Saturday, August 11, 2012

Admire Planks Of Progressivism.

New York Times 100 years ago today, August 11, 1912:
London Weekly Press Thinks the Bull Moose Programme Is Epochmaking
BUT DOUBT ROOSEVELT ZEAL
The Nation Calls It a Great Sign That Wide Social Reforms Are Made Campaign Issues.
Special Cable to The New York Times.
    LONDON, Aug. 10.— British views of the new Rooseveltian programme generally agree that whatever may be the result of the Colonel's attempt to reach the Presidency, the Progressive Convention marks an important date in American politics.
    "Mr, Roosevelt," says The Spectator "is challenging the machine, and we may be sure that he will not rest till he has spent every ounce of his strength in an attempt to displace it by new machinery. If he falls, it will still be found that he has knocked the old-fashioned gear about a good deal."

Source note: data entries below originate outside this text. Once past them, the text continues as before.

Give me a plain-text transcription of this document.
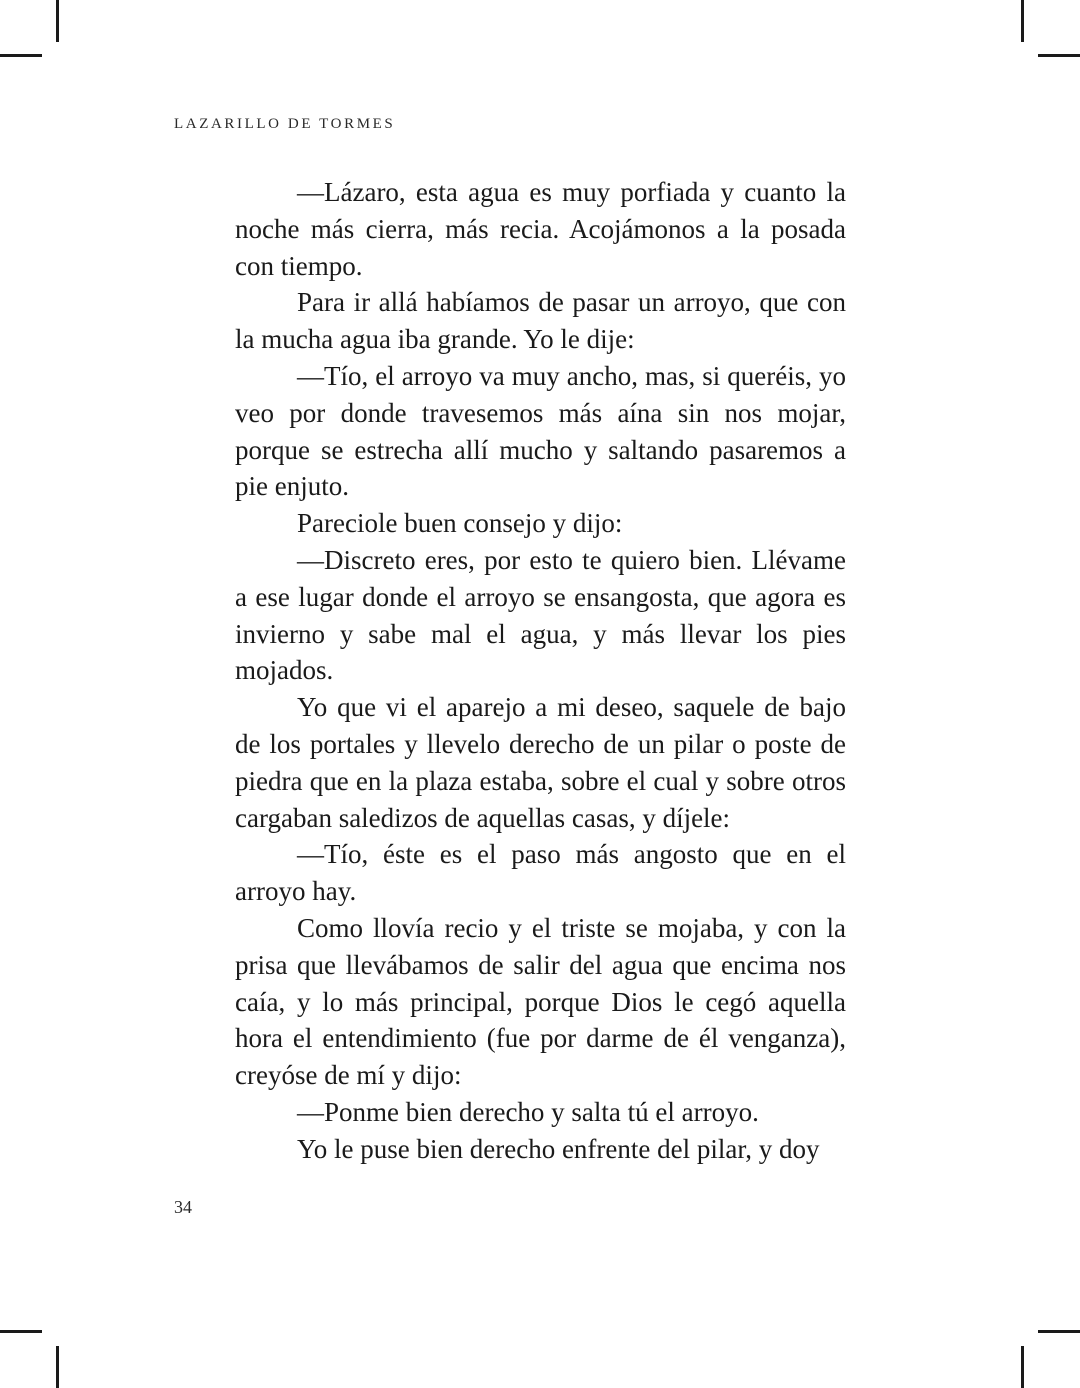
LAZARILLO DE TORMES

—Lázaro, esta agua es muy porfiada y cuanto la noche más cierra, más recia. Acojámonos a la posada con tiempo.

Para ir allá habíamos de pasar un arroyo, que con la mucha agua iba grande. Yo le dije:

—Tío, el arroyo va muy ancho, mas, si queréis, yo veo por donde travesemos más aína sin nos mojar, porque se estrecha allí mucho y saltando pasaremos a pie enjuto.

Pareciole buen consejo y dijo:

—Discreto eres, por esto te quiero bien. Llévame a ese lugar donde el arroyo se ensangosta, que agora es invierno y sabe mal el agua, y más llevar los pies mojados.

Yo que vi el aparejo a mi deseo, saquele de bajo de los portales y llevelo derecho de un pilar o poste de piedra que en la plaza estaba, sobre el cual y sobre otros cargaban saledizos de aquellas casas, y díjele:

—Tío, éste es el paso más angosto que en el arroyo hay.

Como llovía recio y el triste se mojaba, y con la prisa que llevábamos de salir del agua que encima nos caía, y lo más principal, porque Dios le cegó aquella hora el entendimiento (fue por darme de él venganza), creyóse de mí y dijo:

—Ponme bien derecho y salta tú el arroyo.

Yo le puse bien derecho enfrente del pilar, y doy

34
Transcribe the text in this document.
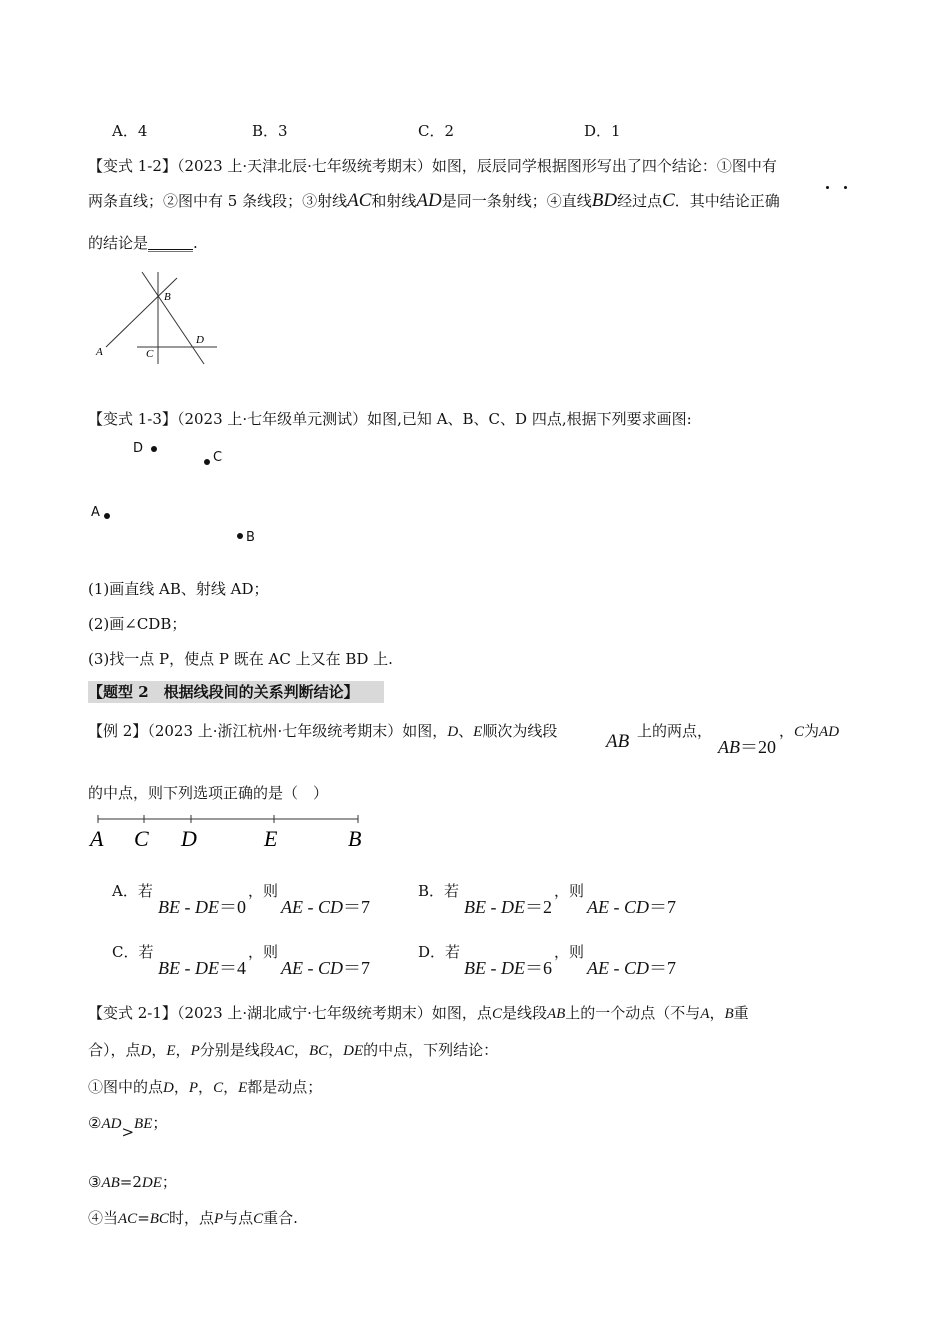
A．4	B．3	C．2	D．1
【变式 1-2】（2023 上·天津北辰·七年级统考期末）如图，辰辰同学根据图形写出了四个结论：①图中有
两条直线；②图中有 5 条线段；③射线AC和射线AD是同一条射线；④直线BD经过点C．其中结论正确
的结论是______.
A
B
C
D
【变式 1-3】（2023 上·七年级单元测试）如图,已知 A、B、C、D 四点,根据下列要求画图:
D
C
A
B
(1)画直线 AB、射线 AD；
(2)画∠CDB；
(3)找一点 P，使点 P 既在 AC 上又在 BD 上.
【题型 2　根据线段间的关系判断结论】
【例 2】（2023 上·浙江杭州·七年级统考期末）如图，D、E顺次为线段	AB 上的两点，
AB＝20
，C为AD
的中点，则下列选项正确的是（　）
A C D	E	B
A．若
BE - DE＝0
，则
AE - CD＝7
B．若
BE - DE＝2
，则
AE - CD＝7
C．若
BE - DE＝4
，则
AE - CD＝7
D．若
BE - DE＝6
，则
AE - CD＝7
【变式 2-1】（2023 上·湖北咸宁·七年级统考期末）如图，点C是线段AB上的一个动点（不与A，B重
合），点D，E，P分别是线段AC，BC，DE的中点，下列结论：
①图中的点D，P，C，E都是动点；
②AD>BE；
③AB=2DE；
④当AC=BC时，点P与点C重合.
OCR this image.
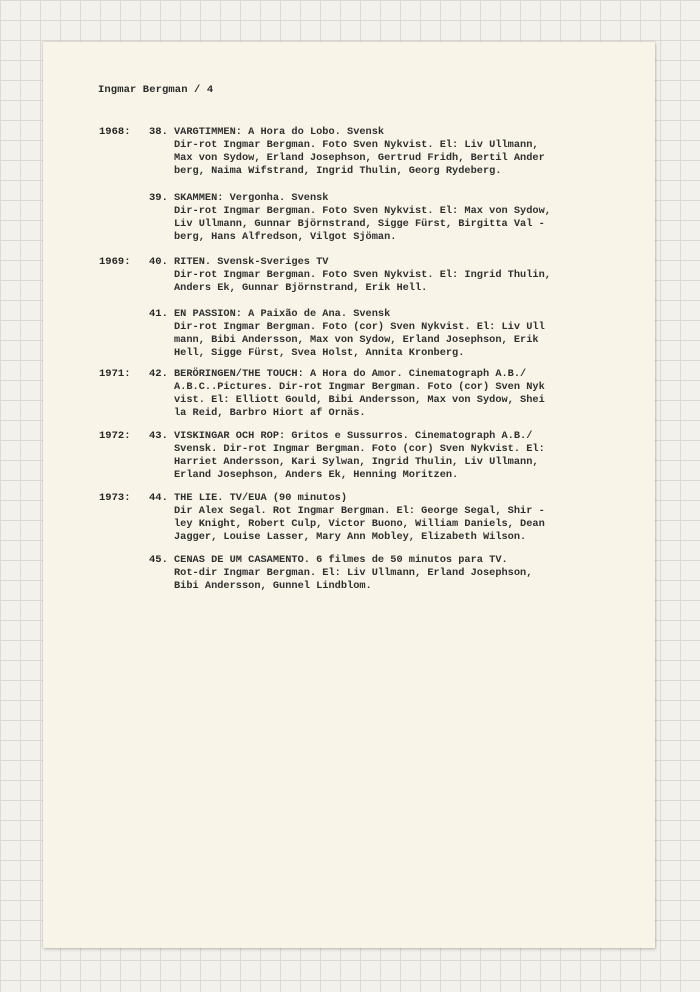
Ingmar Bergman / 4
1968: 38. VARGTIMMEN: A Hora do Lobo. Svensk
Dir-rot Ingmar Bergman. Foto Sven Nykvist. El: Liv Ullmann,
Max von Sydow, Erland Josephson, Gertrud Fridh, Bertil Ander
berg, Naima Wifstrand, Ingrid Thulin, Georg Rydeberg.
39. SKAMMEN: Vergonha. Svensk
Dir-rot Ingmar Bergman. Foto Sven Nykvist. El: Max von Sydow,
Liv Ullmann, Gunnar Björnstrand, Sigge Fürst, Birgitta Val -
berg, Hans Alfredson, Vilgot Sjöman.
1969: 40. RITEN. Svensk-Sveriges TV
Dir-rot Ingmar Bergman. Foto Sven Nykvist. El: Ingrid Thulin,
Anders Ek, Gunnar Björnstrand, Erik Hell.
41. EN PASSION: A Paixão de Ana. Svensk
Dir-rot Ingmar Bergman. Foto (cor) Sven Nykvist. El: Liv Ull
mann, Bibi Andersson, Max von Sydow, Erland Josephson, Erik
Hell, Sigge Fürst, Svea Holst, Annita Kronberg.
1971: 42. BERÖRINGEN/THE TOUCH: A Hora do Amor. Cinematograph A.B./
A.B.C..Pictures. Dir-rot Ingmar Bergman. Foto (cor) Sven Nyk
vist. El: Elliott Gould, Bibi Andersson, Max von Sydow, Shei
la Reid, Barbro Hiort af Ornäs.
1972: 43. VISKINGAR OCH ROP: Gritos e Sussurros. Cinematograph A.B./
Svensk. Dir-rot Ingmar Bergman. Foto (cor) Sven Nykvist. El:
Harriet Andersson, Kari Sylwan, Ingrid Thulin, Liv Ullmann,
Erland Josephson, Anders Ek, Henning Moritzen.
1973: 44. THE LIE. TV/EUA (90 minutos)
Dir Alex Segal. Rot Ingmar Bergman. El: George Segal, Shir -
ley Knight, Robert Culp, Victor Buono, William Daniels, Dean
Jagger, Louise Lasser, Mary Ann Mobley, Elizabeth Wilson.
45. CENAS DE UM CASAMENTO. 6 filmes de 50 minutos para TV.
Rot-dir Ingmar Bergman. El: Liv Ullmann, Erland Josephson,
Bibi Andersson, Gunnel Lindblom.
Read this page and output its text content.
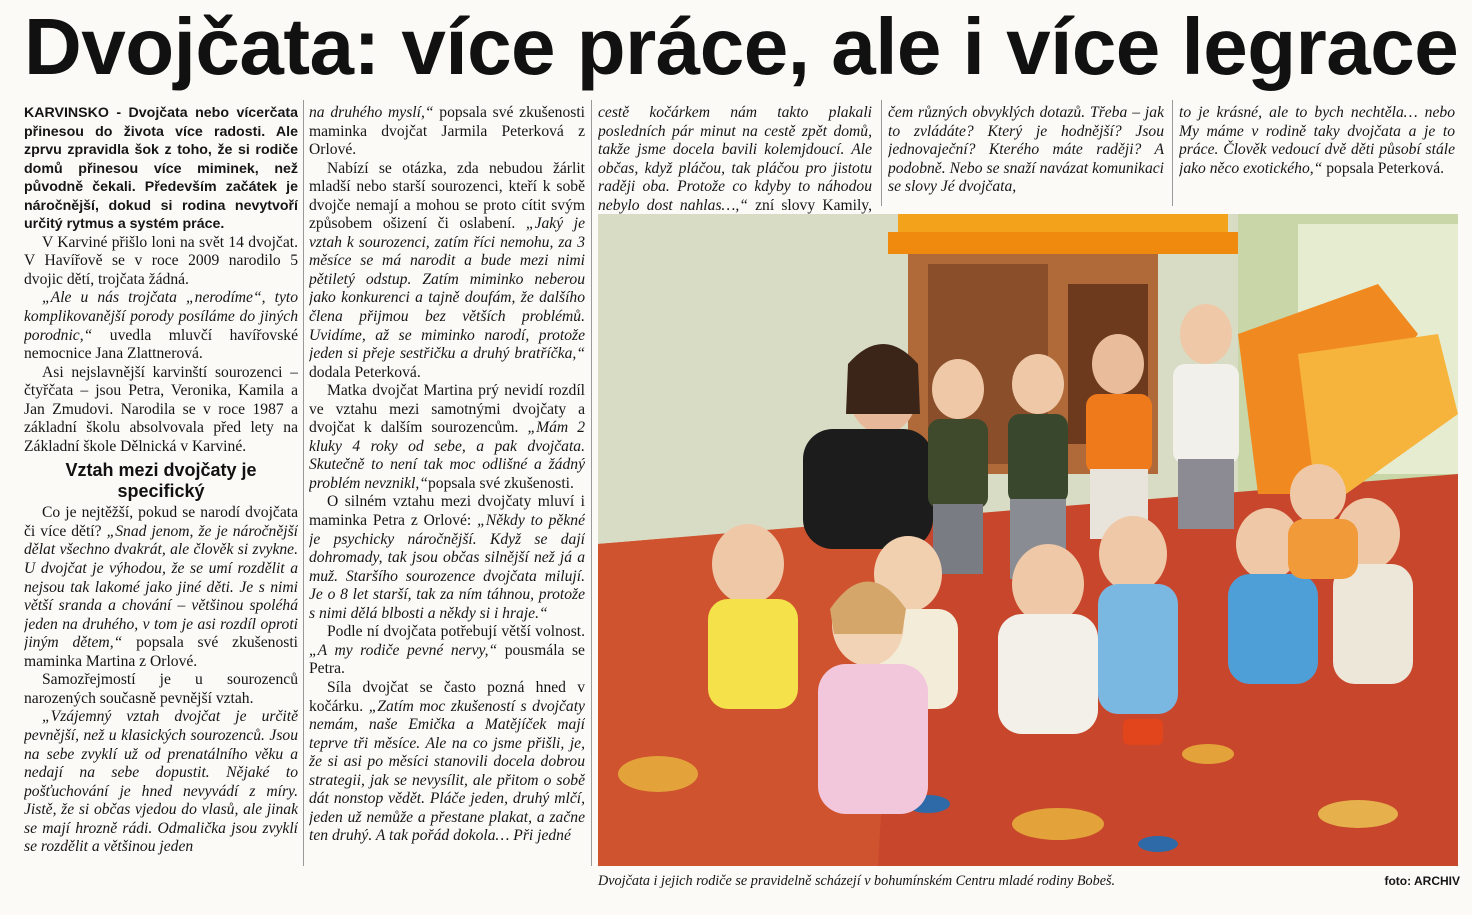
Dvojčata: více práce, ale i více legrace

KARVINSKO - Dvojčata nebo vícerčata přinesou do života více radosti. Ale zprvu zpravidla šok z toho, že si rodiče domů přinesou více miminek, než původně čekali. Především začátek je náročnější, dokud si rodina nevytvoří určitý rytmus a systém práce.

V Karviné přišlo loni na svět 14 dvojčat. V Havířově se v roce 2009 narodilo 5 dvojic dětí, trojčata žádná.

„Ale u nás trojčata „nerodíme“, tyto komplikovanější porody posíláme do jiných porodnic,“ uvedla mluvčí havířovské nemocnice Jana Zlattnerová.

Asi nejslavnější karvinští sourozenci – čtyřčata – jsou Petra, Veronika, Kamila a Jan Zmudovi. Narodila se v roce 1987 a základní školu absolvovala před lety na Základní škole Dělnická v Karviné.

Vztah mezi dvojčaty je specifický

Co je nejtěžší, pokud se narodí dvojčata či více dětí? „Snad jenom, že je náročnější dělat všechno dvakrát, ale člověk si zvykne. U dvojčat je výhodou, že se umí rozdělit a nejsou tak lakomé jako jiné děti. Je s nimi větší sranda a chování – většinou spoléhá jeden na druhého, v tom je asi rozdíl oproti jiným dětem,“ popsala své zkušenosti maminka Martina z Orlové.

Samozřejmostí je u sourozenců narozených současně pevnější vztah.

„Vzájemný vztah dvojčat je určitě pevnější, než u klasických sourozenců. Jsou na sebe zvyklí už od prenatálního věku a nedají na sebe dopustit. Nějaké to pošťuchování je hned nevyvádí z míry. Jistě, že si občas vjedou do vlasů, ale jinak se mají hrozně rádi. Odmalička jsou zvyklí se rozdělit a většinou jeden

na druhého myslí,“ popsala své zkušenosti maminka dvojčat Jarmila Peterková z Orlové.

Nabízí se otázka, zda nebudou žárlit mladší nebo starší sourozenci, kteří k sobě dvojče nemají a mohou se proto cítit svým způsobem ošizení či oslabení. „Jaký je vztah k sourozenci, zatím říci nemohu, za 3 měsíce se má narodit a bude mezi nimi pětiletý odstup. Zatím miminko neberou jako konkurenci a tajně doufám, že dalšího člena přijmou bez větších problémů. Uvidíme, až se miminko narodí, protože jeden si přeje sestřičku a druhý bratříčka,“ dodala Peterková.

Matka dvojčat Martina prý nevidí rozdíl ve vztahu mezi samotnými dvojčaty a dvojčat k dalším sourozencům. „Mám 2 kluky 4 roky od sebe, a pak dvojčata. Skutečně to není tak moc odlišné a žádný problém nevznikl,“popsala své zkušenosti.

O silném vztahu mezi dvojčaty mluví i maminka Petra z Orlové: „Někdy to pěkné je psychicky náročnější. Když se dají dohromady, tak jsou občas silnější než já a muž. Staršího sourozence dvojčata milují. Je o 8 let starší, tak za ním táhnou, protože s nimi dělá blbosti a někdy si i hraje.“

Podle ní dvojčata potřebují větší volnost. „A my rodiče pevné nervy,“ pousmála se Petra.

Síla dvojčat se často pozná hned v kočárku. „Zatím moc zkušeností s dvojčaty nemám, naše Emička a Matějíček mají teprve tři měsíce. Ale na co jsme přišli, je, že si asi po měsíci stanovili docela dobrou strategii, jak se nevysílit, ale přitom o sobě dát nonstop vědět. Pláče jeden, druhý mlčí, jeden už nemůže a přestane plakat, a začne ten druhý. A tak pořád dokola… Při jedné

cestě kočárkem nám takto plakali posledních pár minut na cestě zpět domů, takže jsme docela bavili kolemjdoucí. Ale občas, když pláčou, tak pláčou pro jistotu raději oba. Protože co kdyby to náhodou nebylo dost nahlas…,“ zní slovy Kamily,

čem různých obvyklých dotazů. Třeba – jak to zvládáte? Který je hodnější? Jsou jednovaječní? Kterého máte raději? A podobně. Nebo se snaží navázat komunikaci se slovy Jé dvojčata,

to je krásné, ale to bych nechtěla… nebo My máme v rodině taky dvojčata a je to práce. Člověk vedoucí dvě děti působí stále jako něco exotického,“ popsala Peterková.

Dvojčata i jejich rodiče se pravidelně scházejí v bohumínském Centru mladé rodiny Bobeš.	foto: ARCHIV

    "There is at last an American party that means something," says The Weekly Nation, which adds:
    ''For the first time in our generation a party has arisen with a comprehensive platform and with resources that will enable it to contest every State in the Union, and with a candidate who is incomparably the most forceful and compelling American of his day. That is a combination of circumstances from which, in our judgment, nothing but good can come to American public life." After declaring that the Republican and Democratic Parties are at bottom nothing but two hostile electioneering bodies, two immense guilds or fraternities of politicians, who keep up an outward show of hostility and flaunt the customary insignia of battle, though it is neither magnificent nor war, but simply a game, played out by professionals at the expense of the befuddled public, The Nation continues:
    "There is no need to dwell on the various political expedients which Mr. Roosevelt recommends for curbing machine rule and restoring to the people the liberties that the politicians have filched from them. Really the important planks in his platform are those in which he outlines and emphasizes the need of a thorough-going programme of social and industrial reform.
    "For the first time in American history, what Carlyle used to call the 'condition of the people question,' has been made a Presidential issue. It has been brought on to the carpet of popular discussion, moreover, in the shape of specific proposals and to remedy specific ills.
    "That is a most auspicious development. When a Presidential candidate announces that he is in favor of woman suffrage, of insurance against sickness, invalidity, accident, and old age; of a fixed standard of sanitation, and safety in all industries; of the appointment of commissions to determine the living and minimum wage in specified trades, of prohibition of tenements, of curtailment of the hours of labor, of workingmen's compensation, of special protection of women and child employes, of mine and factory inspection
and of a legal holiday every seven days — when this happens, one may be sure that a new America with a new social conscience is by the way of being born.
    "It is the first clear sign we have had that the deplorable leeway which the United States has to make up in matters of social and industrial legislation is no longer to be ignored by the National Congress or left to the haphazard, ill-regulated and disjointed activities of the separate States; it is the first sign that the National sentiment is to be organized against the dehumanized wage system tyranny of capitalists and employers that has already gone so far to blight the promise of American life, and convert the richest country in the world from a potential paradise into an actual inferno for the workingman.
    "That Roosevelt will carry the country with him on any such platform we do not assert. That if he were chosen to be the next President his zeal for reform would survive the election is equally doubtful.
    "His Presidential career, though full of sound and fury, did little to promote the causes which he now tells us he has so much at heart. But we must give him credit for having founded a party which, even if called into existence by his own personal ambition, may in the future be an instrument of real reform."